Before the patient’s mental breakdown, he had set out for a summer mountain hike. He gets disoriented by a rising fog. Suddenly, he catches a glimpse of a strange creature and gives chase, falling into a hole and waking up in a strange (yet strangely familiar) world.
Kappa Land looks a lot like Tokyo, only on a smaller (more miniature) scale; for Kappa, slimy things with chameleon-like skin, beaky mouths, and webbed hands and feet stand only three feet tall. They have pouches in their stomachs and oval-shaped plates on their heads. These creatures view the man as a curiosity, nurse him to health, and invite him to live among them.
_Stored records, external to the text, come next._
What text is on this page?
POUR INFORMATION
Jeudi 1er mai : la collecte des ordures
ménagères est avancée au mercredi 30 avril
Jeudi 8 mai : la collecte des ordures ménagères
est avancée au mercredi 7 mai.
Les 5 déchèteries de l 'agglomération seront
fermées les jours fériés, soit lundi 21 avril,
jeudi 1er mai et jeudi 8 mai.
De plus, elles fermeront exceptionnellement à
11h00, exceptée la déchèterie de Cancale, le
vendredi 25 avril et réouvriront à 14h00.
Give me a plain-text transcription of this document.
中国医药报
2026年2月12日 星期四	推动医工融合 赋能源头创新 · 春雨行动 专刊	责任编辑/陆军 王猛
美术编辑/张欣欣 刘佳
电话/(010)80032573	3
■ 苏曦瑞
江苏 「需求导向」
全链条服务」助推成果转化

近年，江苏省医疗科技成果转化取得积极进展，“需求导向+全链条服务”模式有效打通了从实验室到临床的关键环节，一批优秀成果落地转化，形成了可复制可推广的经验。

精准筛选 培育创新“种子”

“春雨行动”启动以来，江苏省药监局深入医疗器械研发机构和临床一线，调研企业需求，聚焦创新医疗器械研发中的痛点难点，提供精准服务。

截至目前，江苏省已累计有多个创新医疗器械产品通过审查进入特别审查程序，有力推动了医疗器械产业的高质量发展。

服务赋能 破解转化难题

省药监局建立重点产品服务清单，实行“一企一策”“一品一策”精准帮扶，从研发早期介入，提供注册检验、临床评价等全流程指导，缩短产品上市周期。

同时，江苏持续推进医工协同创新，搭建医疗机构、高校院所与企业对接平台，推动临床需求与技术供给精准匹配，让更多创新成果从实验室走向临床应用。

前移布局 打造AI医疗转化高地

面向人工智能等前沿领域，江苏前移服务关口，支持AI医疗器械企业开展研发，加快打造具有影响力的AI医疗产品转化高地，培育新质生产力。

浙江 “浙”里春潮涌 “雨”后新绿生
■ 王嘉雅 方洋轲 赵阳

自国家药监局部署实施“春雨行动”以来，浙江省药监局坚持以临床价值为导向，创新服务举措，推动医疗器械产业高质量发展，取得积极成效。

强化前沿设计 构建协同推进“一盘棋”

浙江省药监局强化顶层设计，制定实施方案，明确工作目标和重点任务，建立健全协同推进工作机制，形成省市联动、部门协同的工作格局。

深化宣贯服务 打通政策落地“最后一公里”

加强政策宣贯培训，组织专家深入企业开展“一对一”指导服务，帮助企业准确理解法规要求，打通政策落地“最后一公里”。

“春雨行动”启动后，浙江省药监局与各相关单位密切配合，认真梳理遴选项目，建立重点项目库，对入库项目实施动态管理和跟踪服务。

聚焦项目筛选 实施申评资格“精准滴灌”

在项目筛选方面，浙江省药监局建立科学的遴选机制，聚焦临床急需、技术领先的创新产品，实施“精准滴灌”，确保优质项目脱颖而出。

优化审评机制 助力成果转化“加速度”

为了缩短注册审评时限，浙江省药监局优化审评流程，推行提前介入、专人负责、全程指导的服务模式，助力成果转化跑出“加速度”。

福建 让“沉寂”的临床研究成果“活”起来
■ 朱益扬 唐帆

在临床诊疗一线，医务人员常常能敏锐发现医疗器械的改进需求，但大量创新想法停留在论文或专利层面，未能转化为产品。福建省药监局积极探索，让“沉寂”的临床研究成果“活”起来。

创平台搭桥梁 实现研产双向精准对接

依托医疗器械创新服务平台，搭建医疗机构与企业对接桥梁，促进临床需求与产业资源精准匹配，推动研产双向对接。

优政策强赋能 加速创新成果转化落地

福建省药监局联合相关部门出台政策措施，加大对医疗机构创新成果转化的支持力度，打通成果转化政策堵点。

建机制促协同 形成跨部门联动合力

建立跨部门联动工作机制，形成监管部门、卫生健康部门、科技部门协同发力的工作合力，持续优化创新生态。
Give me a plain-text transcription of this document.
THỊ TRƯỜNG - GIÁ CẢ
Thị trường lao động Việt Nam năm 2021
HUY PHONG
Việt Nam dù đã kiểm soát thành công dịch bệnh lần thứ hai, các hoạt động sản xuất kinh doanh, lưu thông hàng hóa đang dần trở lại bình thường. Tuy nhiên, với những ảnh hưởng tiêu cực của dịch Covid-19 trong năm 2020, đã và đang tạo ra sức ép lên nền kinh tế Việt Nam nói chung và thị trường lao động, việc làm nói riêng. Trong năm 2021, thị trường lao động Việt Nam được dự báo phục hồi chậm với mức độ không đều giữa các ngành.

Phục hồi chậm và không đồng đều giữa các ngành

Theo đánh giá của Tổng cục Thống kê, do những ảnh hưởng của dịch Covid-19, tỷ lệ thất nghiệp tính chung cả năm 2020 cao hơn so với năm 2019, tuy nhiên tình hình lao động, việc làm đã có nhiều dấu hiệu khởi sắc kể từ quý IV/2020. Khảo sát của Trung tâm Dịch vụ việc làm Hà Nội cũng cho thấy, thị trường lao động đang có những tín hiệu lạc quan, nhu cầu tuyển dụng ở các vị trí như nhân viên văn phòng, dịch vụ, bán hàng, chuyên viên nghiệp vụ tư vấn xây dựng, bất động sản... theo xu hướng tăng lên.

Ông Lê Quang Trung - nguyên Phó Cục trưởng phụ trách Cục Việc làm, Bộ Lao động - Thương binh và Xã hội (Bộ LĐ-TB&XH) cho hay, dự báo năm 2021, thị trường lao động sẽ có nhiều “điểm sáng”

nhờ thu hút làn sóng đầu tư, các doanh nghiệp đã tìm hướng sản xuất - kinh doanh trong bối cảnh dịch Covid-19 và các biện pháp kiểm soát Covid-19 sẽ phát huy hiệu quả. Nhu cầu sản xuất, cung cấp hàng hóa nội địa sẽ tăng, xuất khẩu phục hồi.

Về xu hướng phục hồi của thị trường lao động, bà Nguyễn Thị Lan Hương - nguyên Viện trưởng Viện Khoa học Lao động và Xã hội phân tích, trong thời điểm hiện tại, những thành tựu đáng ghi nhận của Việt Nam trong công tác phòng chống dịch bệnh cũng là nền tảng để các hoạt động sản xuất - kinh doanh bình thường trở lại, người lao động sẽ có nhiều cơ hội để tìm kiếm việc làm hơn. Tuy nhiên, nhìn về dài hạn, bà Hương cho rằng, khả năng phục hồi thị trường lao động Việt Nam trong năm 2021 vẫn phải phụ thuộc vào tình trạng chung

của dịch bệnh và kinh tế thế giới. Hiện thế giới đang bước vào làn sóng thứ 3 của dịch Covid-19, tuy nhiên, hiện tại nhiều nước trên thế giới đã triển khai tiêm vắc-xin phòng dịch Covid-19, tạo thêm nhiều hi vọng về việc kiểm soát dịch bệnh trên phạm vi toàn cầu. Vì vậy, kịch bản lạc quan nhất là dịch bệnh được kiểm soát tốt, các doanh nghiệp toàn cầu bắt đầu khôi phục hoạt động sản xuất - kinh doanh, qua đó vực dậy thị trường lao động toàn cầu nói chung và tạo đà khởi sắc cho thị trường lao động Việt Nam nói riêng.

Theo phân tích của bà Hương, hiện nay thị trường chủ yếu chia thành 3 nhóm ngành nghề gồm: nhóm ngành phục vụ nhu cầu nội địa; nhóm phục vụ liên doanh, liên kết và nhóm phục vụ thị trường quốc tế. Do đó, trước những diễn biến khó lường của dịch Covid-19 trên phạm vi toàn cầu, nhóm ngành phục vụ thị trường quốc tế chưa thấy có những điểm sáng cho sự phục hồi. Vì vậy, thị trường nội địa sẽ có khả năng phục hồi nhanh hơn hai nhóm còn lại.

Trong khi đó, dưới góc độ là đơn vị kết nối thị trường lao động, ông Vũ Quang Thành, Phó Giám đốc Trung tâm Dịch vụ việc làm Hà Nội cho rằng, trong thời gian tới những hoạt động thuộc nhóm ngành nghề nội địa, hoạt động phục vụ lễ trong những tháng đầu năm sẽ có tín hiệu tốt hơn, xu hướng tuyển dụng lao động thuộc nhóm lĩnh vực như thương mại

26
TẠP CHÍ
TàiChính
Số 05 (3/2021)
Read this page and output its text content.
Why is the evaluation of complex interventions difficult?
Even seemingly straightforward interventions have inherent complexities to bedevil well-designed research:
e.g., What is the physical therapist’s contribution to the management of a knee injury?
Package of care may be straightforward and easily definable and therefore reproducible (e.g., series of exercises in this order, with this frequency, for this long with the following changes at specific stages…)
At first, the man has a hard time with their language, which sounds like squawking. “Qua,” says one. “Quax, quax!” says another. As the man acclimates, he befriends different Kappas. Each has something different to teach him, whether about love (the females do the pursuing), birth (a Kappa child decides whether or not to be born), or religion (the Kappas practice Lifeism, which is devoted to eating, drinking, and copulating, and takes as its saints such luminaries as the Swedish playwright Strindberg, the German philosopher Nietzsche, and the Russian writer Tolstoy: each a freethinker who clashed with the conventions of his day).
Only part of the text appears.